Does multichannel retail still have a chance?

‘Is multichannel passé?’ asks a recent study of omnichannel, multichannel and cross-channel retail in Germany by EY Parthenon and Arvato. Compared to ‘pure players’ (online-only retailers), multichannel providers often have only a relatively low share of the e-commerce market. Besides that, in most product ranges, the leading online retailer is a pure player operating more profitably than its multichannel counterparts, according to the report entitled ‘The king is dead. Long live the king!’.

The German retail market has been stagnating for years, with consumer spending decreasing in several product categories. The textile market in Germany declined by 3.3% in just one year (2016 to 2017), for example, and spending on food and drinks fell from 14.4 to 13.9% between 2007 and 2015.

Despite this, online retail continues to grow at double-digit rates. The internet pure players make the most significant contribution to this dynamic growth, according to the report findings, while most brick-and-mortar retailers are struggling to defend their offline market share in the online world. The leading online retailers in most categories are pure players who only operate physical stores as a marketing tool, if at all.

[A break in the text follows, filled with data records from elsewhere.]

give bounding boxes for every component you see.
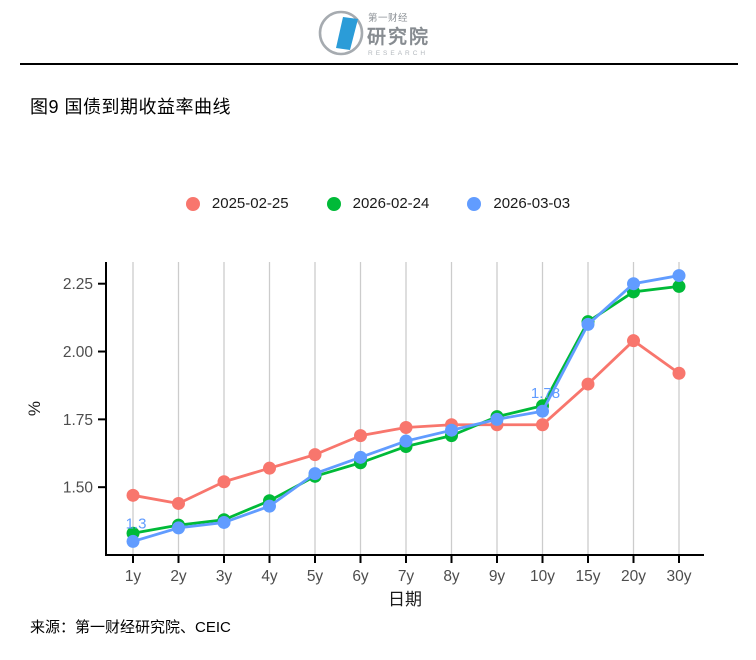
logo-text-line1: 第一财经 [368, 12, 408, 24]
x-axis-title: 日期 [388, 590, 422, 609]
data-point-2026-03-03-2y [172, 521, 185, 535]
data-point-2026-03-03-20y [627, 277, 640, 291]
x-tick-label-2y: 2y [170, 568, 187, 585]
x-tick-label-20y: 20y [621, 568, 646, 585]
legend-item-2026-03-03: 2026-03-03 [467, 195, 570, 212]
y-axis-title: % [25, 401, 44, 416]
legend-item-2026-02-24: 2026-02-24 [326, 195, 430, 212]
yield-curve-chart: 1.50 1.75 2.00 2.25 1y 2y 3y 4y 5y 6y 7y 8y 9y 10y 15y… [25, 262, 704, 609]
x-tick-label-3y: 3y [216, 568, 233, 585]
legend-dot-icon [185, 196, 200, 211]
data-point-2026-03-03-1y [126, 534, 140, 548]
logo-text-line3: RESEARCH [368, 50, 428, 57]
source-note: 来源：第一财经研究院、CEIC [30, 619, 231, 636]
legend-label: 2026-02-24 [352, 195, 430, 212]
y-tick-label: 2.00 [63, 344, 94, 361]
logo-circle [318, 10, 364, 56]
data-point-2026-03-03-8y [445, 423, 458, 437]
data-point-2026-03-03-15y [581, 317, 595, 331]
data-point-2026-02-24-30y [672, 279, 686, 293]
data-point-2026-03-03-10y [536, 404, 549, 418]
publisher-logo: 第一财经 研究院 RESEARCH [315, 6, 441, 65]
data-point-2025-02-25-2y [172, 496, 185, 510]
publisher-logo-icon: 第一财经 研究院 RESEARCH [318, 10, 430, 57]
chart-title: 图9 国债到期收益率曲线 [30, 97, 232, 117]
y-tick-label: 1.75 [63, 412, 93, 429]
legend-dot-icon [467, 196, 482, 211]
data-point-2025-02-25-6y [354, 429, 367, 443]
data-point-2026-03-03-5y [308, 467, 322, 481]
data-point-2026-03-03-3y [217, 515, 231, 529]
legend-label: 2025-02-25 [211, 195, 289, 212]
logo-nib-icon [336, 17, 358, 50]
data-point-2025-02-25-30y [672, 366, 686, 380]
x-tick-label-10y: 10y [530, 568, 555, 585]
x-tick-label-8y: 8y [443, 568, 460, 585]
logo-text-line2: 研究院 [367, 25, 430, 48]
data-point-2025-02-25-4y [263, 461, 276, 475]
annotation-1.78: 1.78 [531, 385, 560, 402]
data-point-2025-02-25-20y [627, 334, 640, 348]
data-point-2026-03-03-6y [354, 450, 367, 464]
x-tick-label-7y: 7y [398, 568, 415, 585]
legend-dot-icon [326, 196, 341, 211]
data-point-2025-02-25-10y [536, 418, 549, 432]
x-tick-label-6y: 6y [352, 568, 369, 585]
chart-legend: 2025-02-25 2026-02-24 2026-03-03 [0, 195, 756, 212]
header-divider [20, 63, 738, 65]
x-tick-label-30y: 30y [667, 568, 692, 585]
x-tick-label-4y: 4y [261, 568, 278, 585]
data-point-2026-03-03-9y [490, 412, 504, 426]
y-tick-label: 2.25 [63, 276, 93, 293]
data-point-2025-02-25-7y [399, 420, 413, 434]
data-point-2026-03-03-30y [672, 269, 686, 283]
x-tick-label-15y: 15y [576, 568, 601, 585]
annotation-1.3: 1.3 [126, 515, 147, 532]
data-point-2025-02-25-3y [217, 475, 231, 489]
data-point-2025-02-25-15y [581, 377, 595, 391]
x-tick-label-5y: 5y [307, 568, 324, 585]
legend-item-2025-02-25: 2025-02-25 [185, 195, 289, 212]
x-tick-label-1y: 1y [125, 568, 142, 585]
data-point-2025-02-25-1y [126, 488, 140, 502]
data-point-2026-03-03-7y [399, 434, 413, 448]
data-point-2025-02-25-5y [308, 448, 322, 462]
y-tick-label: 1.50 [63, 480, 94, 497]
x-tick-label-9y: 9y [489, 568, 506, 585]
data-point-2026-03-03-4y [263, 499, 276, 513]
legend-label: 2026-03-03 [493, 195, 571, 212]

Multichannel concepts doomed?

The study concludes that multichannel presence does not automatically create value for the client, plus that additional channels increase complexity, resulting in substantially costlier business systems. Nevertheless, the report refutes the claim that multichannel concepts are doomed. The key message is that, rather than clinging on to silo-based thinking, retailers should establish a model based on authentic customer requirements and selectively integrate processes, organizational and data worlds to achieve a higher system efficiency. That will enable them to generate true value.